If you thought Kickstarter and Indiegogo campaigns were just for board games and oddly ambitious coolers, think again. The Wall Street Journal reports that major companies like GE Appliances and Canon are using crowdfunding to gauge interest in proposed products and gather consumer feedback, which can be used to adjust packaging, marketing and more before the item becomes widely available. Conversely, if not enough people are interested in the product, it may not see the light of day at all.
Consumers are putting their money where their mouth is, too: they often pay close to full price for early access to these goods.
“This is the new focus group,” Indiegogo CEO Becky Center told the Journal. “Instead of paying people to come, people are paying you, and they’re kind of voting with their wallets.”
While the benefits are obvious for companies — gauge market interest and charge people money to give you market insights before a broad launch — some are critical of corporations using tools designed to help small creators and inventors.
Why it matters
This is undoubtedly a clever idea already being used today to put products into the market, like a machine that produces chewable nugget ice, a face-tracking camera and a Transformers toy that measures in at more than 2 feet in height.

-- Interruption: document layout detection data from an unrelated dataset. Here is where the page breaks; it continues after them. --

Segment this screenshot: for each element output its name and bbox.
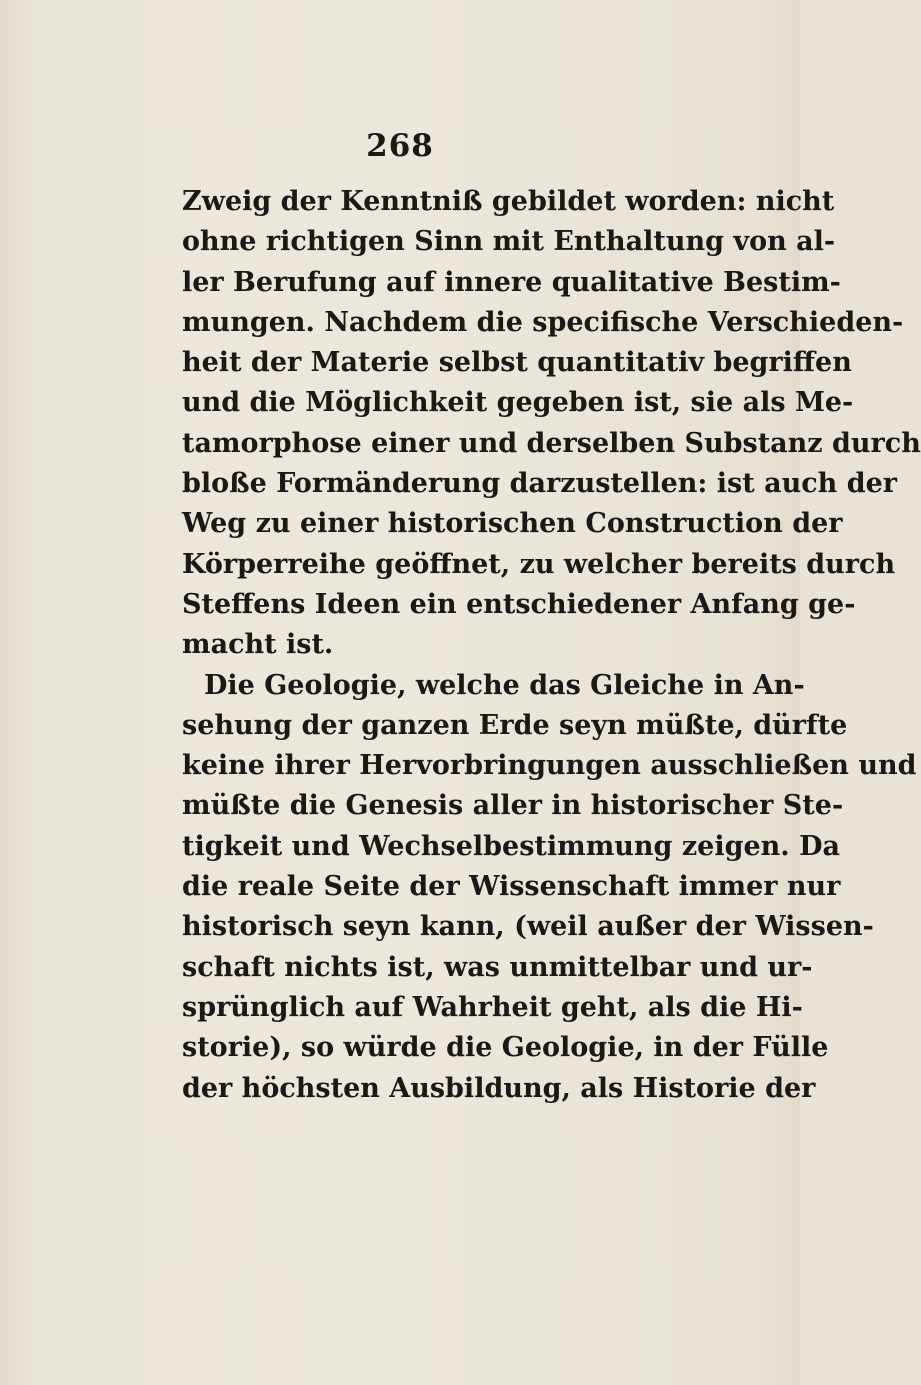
text-line: müßte die Genesis aller in historischer Ste- bbox=[182, 790, 844, 822]
body-text bbox=[182, 182, 921, 1109]
text-line: macht ist. bbox=[182, 629, 334, 661]
text-line: sprünglich auf Wahrheit geht, als die Hi- bbox=[182, 991, 803, 1023]
text-line: mungen. Nachdem die specifische Verschieden- bbox=[182, 306, 904, 338]
text-line: keine ihrer Hervorbringungen ausschließen und bbox=[182, 750, 917, 782]
text-line: Weg zu einer historischen Construction der bbox=[182, 508, 843, 540]
text-line: Steffens Ideen ein entschiedener Anfang ge- bbox=[182, 588, 856, 620]
text-line: ohne richtigen Sinn mit Enthaltung von al- bbox=[182, 226, 836, 258]
text-line: ler Berufung auf innere qualitative Bestim- bbox=[182, 266, 841, 298]
text-line: und die Möglichkeit gegeben ist, sie als Me- bbox=[182, 387, 854, 419]
text-line: bloße Formänderung darzustellen: ist auch der bbox=[182, 468, 897, 500]
text-line: Zweig der Kenntniß gebildet worden: nicht bbox=[182, 186, 835, 217]
text-line: sehung der ganzen Erde seyn müßte, dürfte bbox=[182, 709, 848, 741]
paragraph-start-line: Die Geologie, welche das Gleiche in An- bbox=[204, 669, 805, 701]
text-line: der höchsten Ausbildung, als Historie der bbox=[182, 1072, 816, 1104]
text-line: storie), so würde die Geologie, in der Fülle bbox=[182, 1032, 829, 1064]
text-line: Körperreihe geöffnet, zu welcher bereits durch bbox=[182, 548, 896, 580]
text-line: tamorphose einer und derselben Substanz durch bbox=[182, 427, 921, 459]
text-line: tigkeit und Wechselbestimmung zeigen. Da bbox=[182, 830, 840, 862]
text-line: die reale Seite der Wissenschaft immer nur bbox=[182, 871, 841, 903]
text-line: heit der Materie selbst quantitativ begriffen bbox=[182, 347, 852, 379]
text-line: schaft nichts ist, was unmittelbar und ur- bbox=[182, 951, 813, 983]
page-number: 268 bbox=[366, 128, 434, 164]
text-line: historisch seyn kann, (weil außer der Wissen- bbox=[182, 911, 874, 943]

For communicators, this data can be solid gold. Understanding what most interests audiences — and what doesn’t — is valuable for more than just production purposes. It can help foster a deeper understanding of what IP or concepts resonate with audiences for messaging across the board.
But making broad decisions based on the opinions of your most ardent fans can carry risks too. It can be difficult to take feedback from the most passionate users and scale it back to audience members who are more neutral or even skeptical.
Additionally, there is risk of backlash as large companies wade into spaces designed for small businesses to gain a foothold.
If you decide to test this concept, use it with the same caution you would any focus group data. At the end of the day, you are the expert in how to deliver messages to audiences. Take in large amounts of data, sort through it critically and return the very best ideas — combined with your expertise.